The pastor is corrupt. I know this is so surprising, right? When have there ever been corrupt people put in the clergy? *Note the heavy sarcasm, please.* So he gets together with a doctor who I am pretty sure was kicked out of Paris for being a nut-job and they kill some people in order to find out the big question that is being asked every other paragraph in this book. What happens after you die? Ohhhhh! All the priest sees is hell.

Back to Rebecca and Ferelith. They do a bunch of stuff and many of the things that Ferelith forces Rebecca to do would have made me stop hanging out with her. Yada yada ya. Things happen and we find out that they moved because of something that happened while her dad was working. I was all ready to hear how something also happened to her. I was Wrong with a capital W. Nothing happened to her. She is just being a brat and making it all about herself. I think if anyone was to combine all of the parts that actually explained why they moved it would barely fill up a page. That is how little is said about it.

The last few chapters confuse me. Are we supposed to believe what Rebecca told her dad or was she really hallucinating? When did it happen? So confusion abounds.

My thought on the fact that they have three point of views is that it could have been done better. The three people that we hear from are not likable and I think that they had been better fleshed out or fleshed out at all I could have found them interesting. Maybe. The first half of the book drags. Nothing happens and yet it takes a surprisingly long time for it to happen.

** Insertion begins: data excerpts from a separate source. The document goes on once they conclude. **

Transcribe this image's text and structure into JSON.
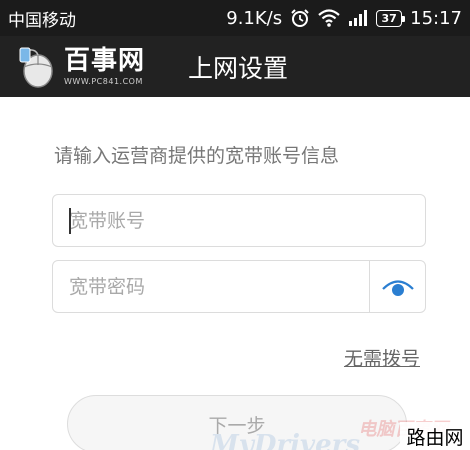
{
  "status_bar": {
    "carrier": "中国移动",
    "network_speed": "9.1K/s",
    "alarm_icon": "alarm-clock-icon",
    "wifi_icon": "wifi-icon",
    "signal_icon": "cell-signal-icon",
    "battery_level": "37",
    "time": "15:17"
  },
  "app_bar": {
    "logo_text": "百事网",
    "logo_url": "WWW.PC841.COM",
    "title": "上网设置",
    "background": "#222222"
  },
  "form": {
    "prompt": "请输入运营商提供的宽带账号信息",
    "account_placeholder": "宽带账号",
    "password_placeholder": "宽带密码",
    "show_password_icon": "eye-icon",
    "accent_color": "#2a7ed1",
    "no_dial_link": "无需拨号",
    "next_button": "下一步"
  },
  "watermarks": {
    "brand": "电脑百事网",
    "italic": "MyDrivers",
    "corner": "路由网"
  }
}
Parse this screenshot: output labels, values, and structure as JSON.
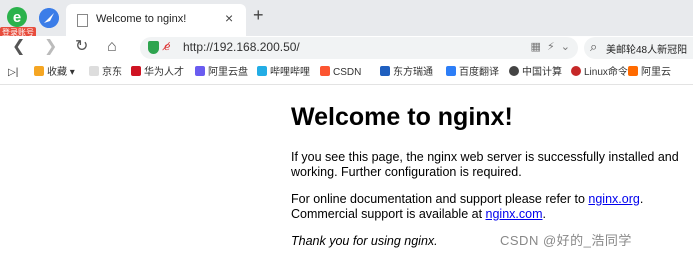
{
  "browser": {
    "login_badge": "登录账号",
    "tab_title": "Welcome to nginx!",
    "tab_close": "×",
    "new_tab": "+",
    "url": "http://192.168.200.50/",
    "search_query": "美邮轮48人新冠阳"
  },
  "bookmarks": [
    {
      "label": "收藏",
      "color": "#f5a623"
    },
    {
      "label": "京东",
      "color": "#bbbbbb"
    },
    {
      "label": "华为人才",
      "color": "#cf1322"
    },
    {
      "label": "阿里云盘",
      "color": "#6a5cf0"
    },
    {
      "label": "哔哩哔哩",
      "color": "#23ade5"
    },
    {
      "label": "CSDN",
      "color": "#fc5531"
    },
    {
      "label": "东方瑞通",
      "color": "#1f5fbf"
    },
    {
      "label": "百度翻译",
      "color": "#2d7ef7"
    },
    {
      "label": "中国计算",
      "color": "#444444"
    },
    {
      "label": "Linux命令",
      "color": "#c62828"
    },
    {
      "label": "阿里云",
      "color": "#ff6a00"
    }
  ],
  "page": {
    "heading": "Welcome to nginx!",
    "para1": "If you see this page, the nginx web server is successfully installed and working. Further configuration is required.",
    "para2_prefix": "For online documentation and support please refer to ",
    "link1": "nginx.org",
    "para2_mid": ".",
    "para2_line2_prefix": "Commercial support is available at ",
    "link2": "nginx.com",
    "para2_end": ".",
    "thanks": "Thank you for using nginx."
  },
  "watermark": "CSDN @好的_浩同学"
}
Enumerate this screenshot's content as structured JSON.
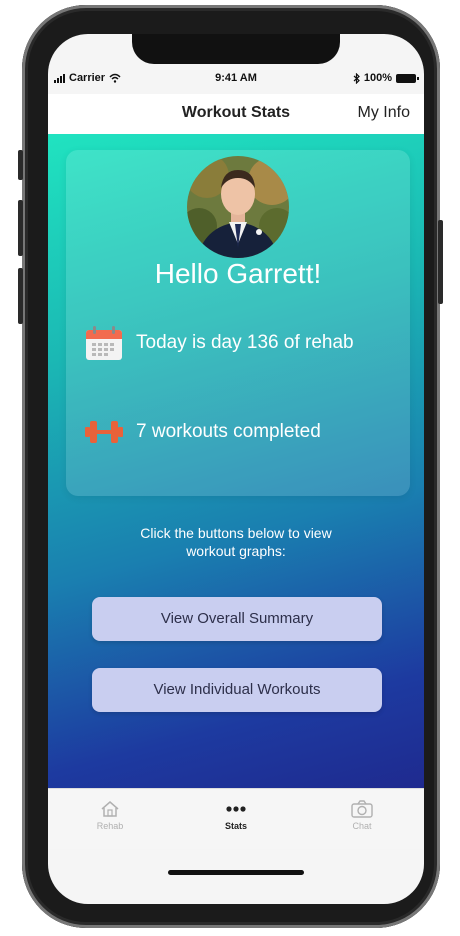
{
  "status_bar": {
    "carrier": "Carrier",
    "time": "9:41 AM",
    "battery": "100%"
  },
  "navbar": {
    "title": "Workout Stats",
    "right_action": "My Info"
  },
  "card": {
    "greeting": "Hello Garrett!",
    "day_text": "Today is day 136 of rehab",
    "workouts_text": "7 workouts completed"
  },
  "instructions": {
    "line1": "Click the buttons below to view",
    "line2": "workout graphs:"
  },
  "buttons": {
    "overall": "View Overall Summary",
    "individual": "View Individual Workouts"
  },
  "tabbar": {
    "tabs": [
      {
        "label": "Rehab",
        "icon": "home-icon"
      },
      {
        "label": "Stats",
        "icon": "more-dots-icon"
      },
      {
        "label": "Chat",
        "icon": "camera-icon"
      }
    ],
    "active": "Stats"
  },
  "colors": {
    "gradient_top": "#20e3c0",
    "gradient_bottom": "#1f2a8f",
    "button_bg": "#c9cef0",
    "dumbbell": "#e8623a",
    "calendar_top": "#f26b4e"
  }
}
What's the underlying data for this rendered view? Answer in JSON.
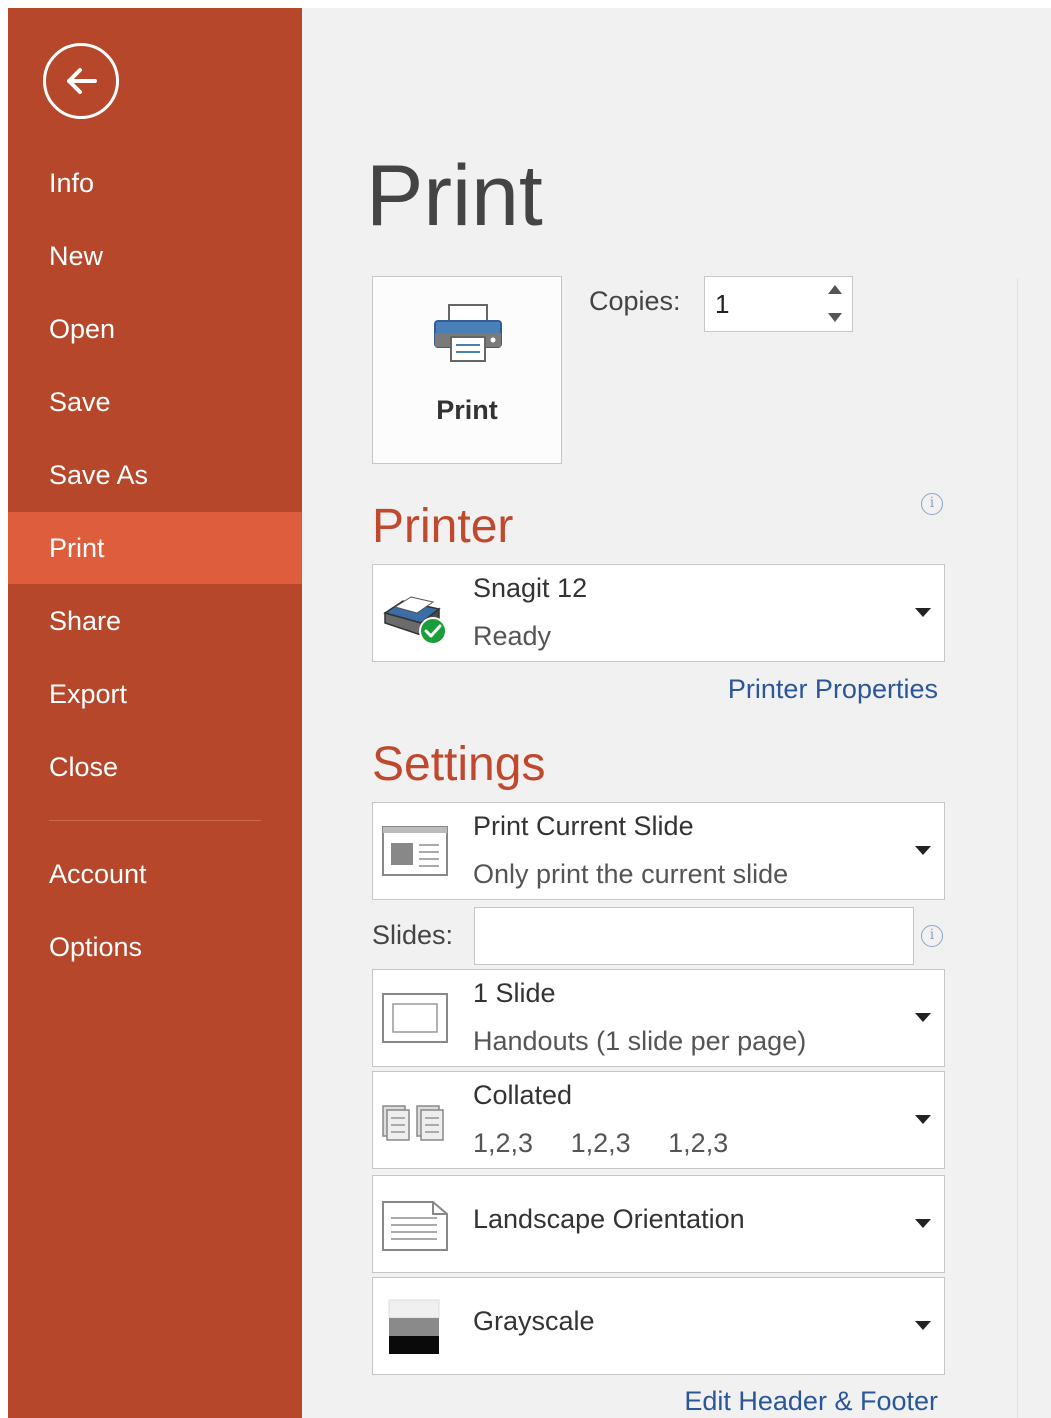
{
  "sidebar": {
    "items": [
      {
        "label": "Info"
      },
      {
        "label": "New"
      },
      {
        "label": "Open"
      },
      {
        "label": "Save"
      },
      {
        "label": "Save As"
      },
      {
        "label": "Print"
      },
      {
        "label": "Share"
      },
      {
        "label": "Export"
      },
      {
        "label": "Close"
      },
      {
        "label": "Account"
      },
      {
        "label": "Options"
      }
    ],
    "active": "Print"
  },
  "main": {
    "title": "Print",
    "print_button_label": "Print",
    "copies": {
      "label": "Copies:",
      "value": "1"
    },
    "printer": {
      "heading": "Printer",
      "name": "Snagit 12",
      "status": "Ready",
      "properties_link": "Printer Properties"
    },
    "settings": {
      "heading": "Settings",
      "print_range": {
        "title": "Print Current Slide",
        "subtitle": "Only print the current slide"
      },
      "slides": {
        "label": "Slides:",
        "value": ""
      },
      "layout": {
        "title": "1 Slide",
        "subtitle": "Handouts (1 slide per page)"
      },
      "collation": {
        "title": "Collated",
        "sequence": [
          "1,2,3",
          "1,2,3",
          "1,2,3"
        ]
      },
      "orientation": {
        "title": "Landscape Orientation"
      },
      "color": {
        "title": "Grayscale"
      },
      "header_footer_link": "Edit Header & Footer"
    }
  },
  "colors": {
    "sidebar": "#b7472a",
    "sidebar_active": "#dd5d3d",
    "accent_heading": "#c0482d",
    "link": "#2b579a"
  }
}
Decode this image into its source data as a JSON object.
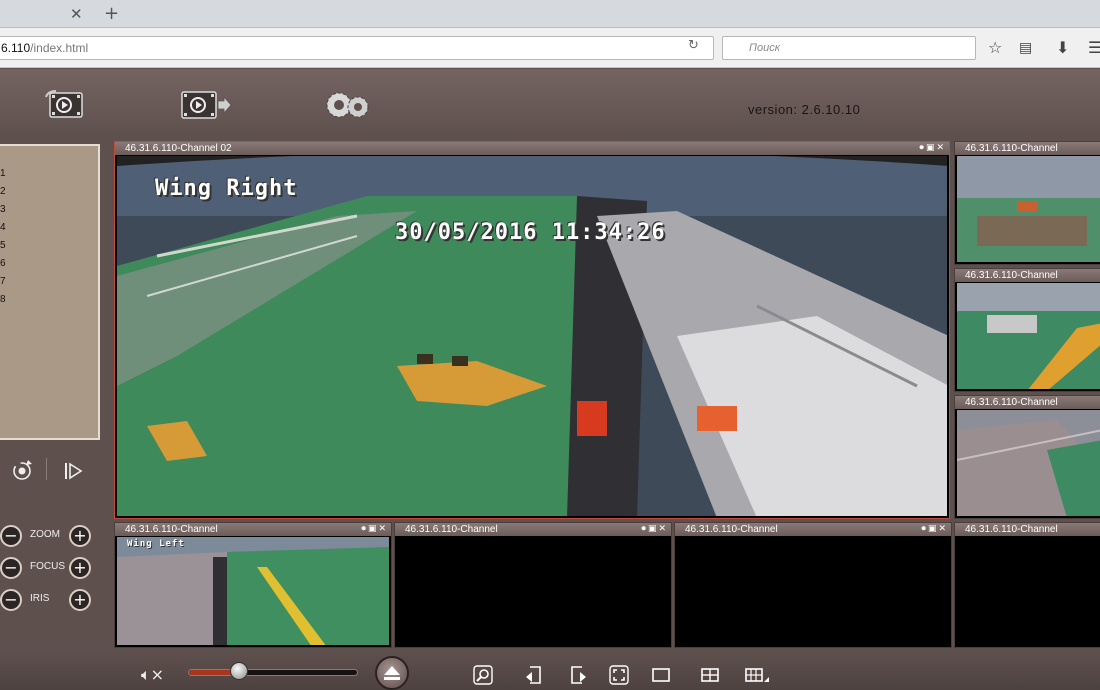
{
  "browser": {
    "url_host": "6.110",
    "url_path": "/index.html",
    "search_placeholder": "Поиск"
  },
  "header": {
    "version": "version: 2.6.10.10"
  },
  "sidebar": {
    "channel_numbers": [
      "1",
      "2",
      "3",
      "4",
      "5",
      "6",
      "7",
      "8"
    ],
    "ptz": {
      "zoom_label": "ZOOM",
      "focus_label": "FOCUS",
      "iris_label": "IRIS"
    }
  },
  "panes": {
    "main": {
      "title": "46.31.6.110-Channel 02",
      "osd_label": "Wing Right",
      "osd_timestamp": "30/05/2016 11:34:26"
    },
    "side1": {
      "title": "46.31.6.110-Channel"
    },
    "side2": {
      "title": "46.31.6.110-Channel"
    },
    "side3": {
      "title": "46.31.6.110-Channel"
    },
    "bottom1": {
      "title": "46.31.6.110-Channel",
      "osd_label": "Wing Left"
    },
    "bottom2": {
      "title": "46.31.6.110-Channel"
    },
    "bottom3": {
      "title": "46.31.6.110-Channel"
    },
    "bottom4": {
      "title": "46.31.6.110-Channel"
    }
  },
  "controls": {
    "volume_level": 0.3
  },
  "colors": {
    "background": "#5e504d",
    "active_border": "#c24a3a",
    "sidebar_list_bg": "#ab9987",
    "volume_fill": "#a6361e"
  },
  "icons": {
    "header": [
      "playback-film-icon",
      "record-film-icon",
      "settings-gears-icon"
    ],
    "toolbar": [
      "mute-icon",
      "eject-icon",
      "search-zoom-icon",
      "prev-icon",
      "next-icon",
      "fullscreen-icon",
      "layout-1-icon",
      "layout-4-icon",
      "layout-more-icon"
    ]
  }
}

I would have given the book three and a half stars if it had not been for the beginning and the end. The middle was surprisingly interesting but just as I was starting to get into the book the completely confusing ending came along. I did not find myself scared at any point of the book which is always nice but in this case very disappointing. This was the first book by Marcus Sedgwick that I have ever read so I can't really say how this one compares to his other books but many say that his other ones are much better.